BMW schon. "Wir testen unterschiedliche kooperative Assistenzsysteme", sagt Felix Deissinger, zuständig für Motorradsicherheit bei BMW Motorrad. Kooperative Systeme reagieren auf Informationen durch Vernetzung - etwa zwischen Fahrzeugen oder Fahrzeugen und der Infrastruktur, beispielsweise Ampeln. Die europäische Motorradindustrie hat im Herbst 2014 eine neue Sicherheitsstrategie verabschiedet, in der sich die Branche verpflichtet, bis 2020 wenigstens ein kooperatives Sicherheitssystem in einem ihrer Modelle anzubieten.

"Erste Fahrerassistenzsysteme mit Umfelderkennung werden 2017/2018 auf den Markt kommen", erwartet Deissinger.
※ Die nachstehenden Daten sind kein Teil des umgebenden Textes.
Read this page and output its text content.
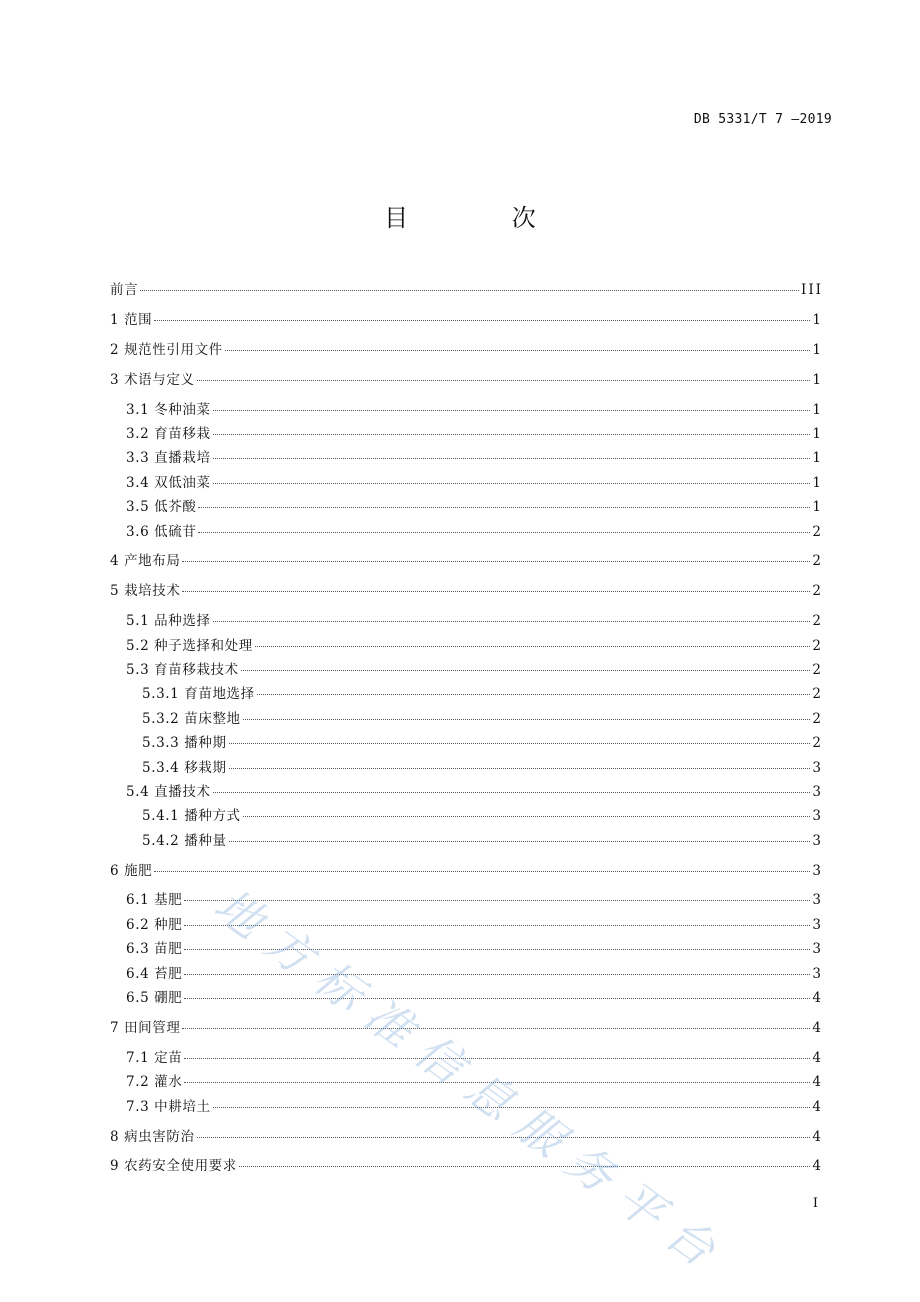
DB 5331/T 7 —2019
目 次
前言	III
1 范围	1
2 规范性引用文件	1
3 术语与定义	1
3.1 冬种油菜	1
3.2 育苗移栽	1
3.3 直播栽培	1
3.4 双低油菜	1
3.5 低芥酸	1
3.6 低硫苷	2
4 产地布局	2
5 栽培技术	2
5.1 品种选择	2
5.2 种子选择和处理	2
5.3 育苗移栽技术	2
5.3.1 育苗地选择	2
5.3.2 苗床整地	2
5.3.3 播种期	2
5.3.4 移栽期	3
5.4 直播技术	3
5.4.1 播种方式	3
5.4.2 播种量	3
6 施肥	3
6.1 基肥	3
6.2 种肥	3
6.3 苗肥	3
6.4 苔肥	3
6.5 硼肥	4
7 田间管理	4
7.1 定苗	4
7.2 灌水	4
7.3 中耕培土	4
8 病虫害防治	4
9 农药安全使用要求	4
I
地方标准信息服务平台
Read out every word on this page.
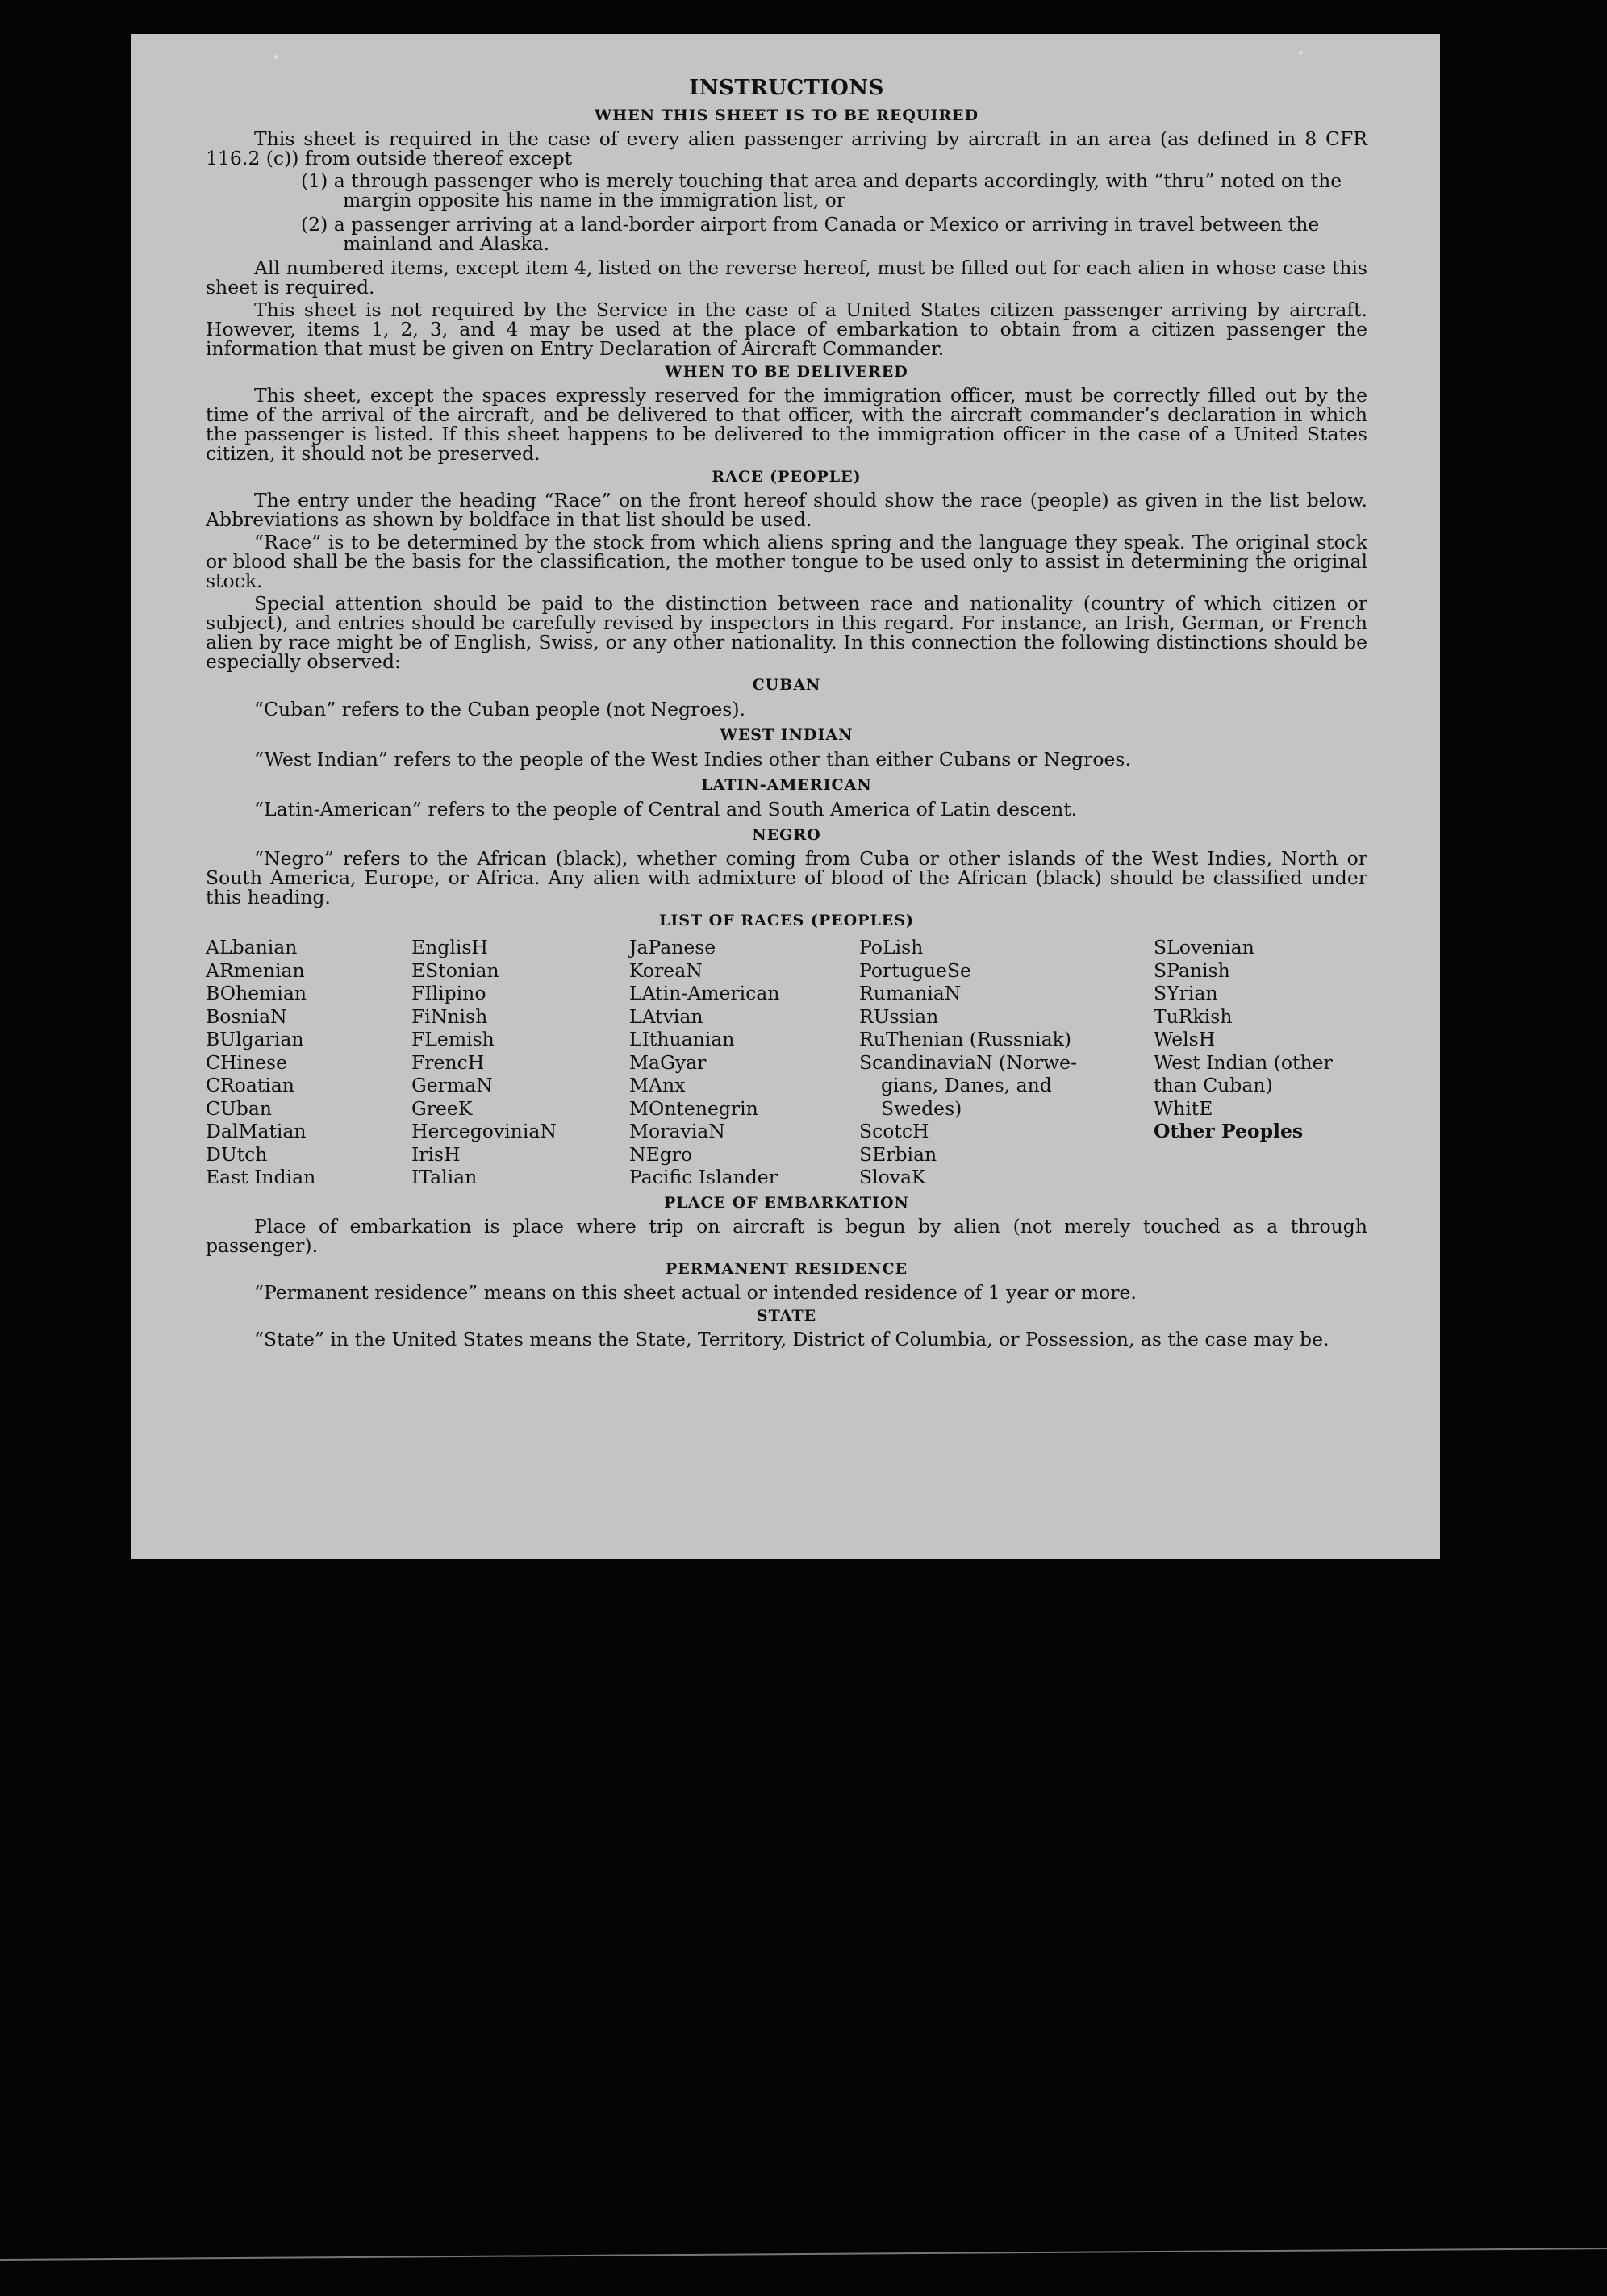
INSTRUCTIONS
WHEN THIS SHEET IS TO BE REQUIRED
This sheet is required in the case of every alien passenger arriving by aircraft in an area (as defined in 8 CFR 116.2 (c)) from outside thereof except
(1) a through passenger who is merely touching that area and departs accordingly, with “thru” noted on the margin opposite his name in the immigration list, or
(2) a passenger arriving at a land-border airport from Canada or Mexico or arriving in travel between the mainland and Alaska.
All numbered items, except item 4, listed on the reverse hereof, must be filled out for each alien in whose case this sheet is required.
This sheet is not required by the Service in the case of a United States citizen passenger arriving by aircraft. However, items 1, 2, 3, and 4 may be used at the place of embarkation to obtain from a citizen passenger the information that must be given on Entry Declaration of Aircraft Commander.
WHEN TO BE DELIVERED
This sheet, except the spaces expressly reserved for the immigration officer, must be correctly filled out by the time of the arrival of the aircraft, and be delivered to that officer, with the aircraft commander’s declaration in which the passenger is listed. If this sheet happens to be delivered to the immigration officer in the case of a United States citizen, it should not be preserved.
RACE (PEOPLE)
The entry under the heading “Race” on the front hereof should show the race (people) as given in the list below. Abbreviations as shown by boldface in that list should be used.
“Race” is to be determined by the stock from which aliens spring and the language they speak. The original stock or blood shall be the basis for the classification, the mother tongue to be used only to assist in determining the original stock.
Special attention should be paid to the distinction between race and nationality (country of which citizen or subject), and entries should be carefully revised by inspectors in this regard. For instance, an Irish, German, or French alien by race might be of English, Swiss, or any other nationality. In this connection the following distinctions should be especially observed:
CUBAN
“Cuban” refers to the Cuban people (not Negroes).
WEST INDIAN
“West Indian” refers to the people of the West Indies other than either Cubans or Negroes.
LATIN-AMERICAN
“Latin-American” refers to the people of Central and South America of Latin descent.
NEGRO
“Negro” refers to the African (black), whether coming from Cuba or other islands of the West Indies, North or South America, Europe, or Africa. Any alien with admixture of blood of the African (black) should be classified under this heading.
LIST OF RACES (PEOPLES)
ALbanian
ARmenian
BOhemian
BosniaN
BUlgarian
CHinese
CRoatian
CUban
DalMatian
DUtch
East Indian
EnglisH
EStonian
FIlipino
FiNnish
FLemish
FrencH
GermaN
GreeK
HercegoviniaN
IrisH
ITalian
JaPanese
KoreaN
LAtin-American
LAtvian
LIthuanian
MaGyar
MAnx
MOntenegrin
MoraviaN
NEgro
Pacific Islander
PoLish
PortugueSe
RumaniaN
RUssian
RuThenian (Russniak)
ScandinaviaN (Norwe-
gians, Danes, and
Swedes)
ScotcH
SErbian
SlovaK
SLovenian
SPanish
SYrian
TuRkish
WelsH
West Indian (other
than Cuban)
WhitE
Other Peoples
PLACE OF EMBARKATION
Place of embarkation is place where trip on aircraft is begun by alien (not merely touched as a through passenger).
PERMANENT RESIDENCE
“Permanent residence” means on this sheet actual or intended residence of 1 year or more.
STATE
“State” in the United States means the State, Territory, District of Columbia, or Possession, as the case may be.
Der Tote-Winkel-Assistent werde den Anfang machen. Am Motorroller C 650 hat BMW diesen und andere technische Helfer getestet. Eine Kamera an dem Roller kann Verkehrsschilder lesen, gibt Geschwindigkeitsbegrenzungen an den Fahrer weiter, aber auch Auffahrwarnungen, wenn sich das Fahrzeug einem Hindernis nähert. Optisch gewarnt werden kann der Motorradfahrer über ein Head-up-Display am Fahrzeug oder im Helm.

Die Varianz der Warnmöglichkeiten auf dem Motorrad sind im Vergleich zum Auto geringer. "Bestimmte Kanäle bleiben konzeptbedingt verschlossen", sagt Deissinger. Einen akustischen Warnton zu übertragen, ist schwierig. Der muss unter dem Helm ankommen, aber dort stören Windgeräusche. Auch haptische Warnhinweise, wie sie aus dem Auto bekannt sind - etwa Vibrationen beim Spurwechsel - sind auf Motorräder nicht übertragbar. Vibrationen müssten schon richtige Schüttler sein, um durch Handschuhe zu dringen.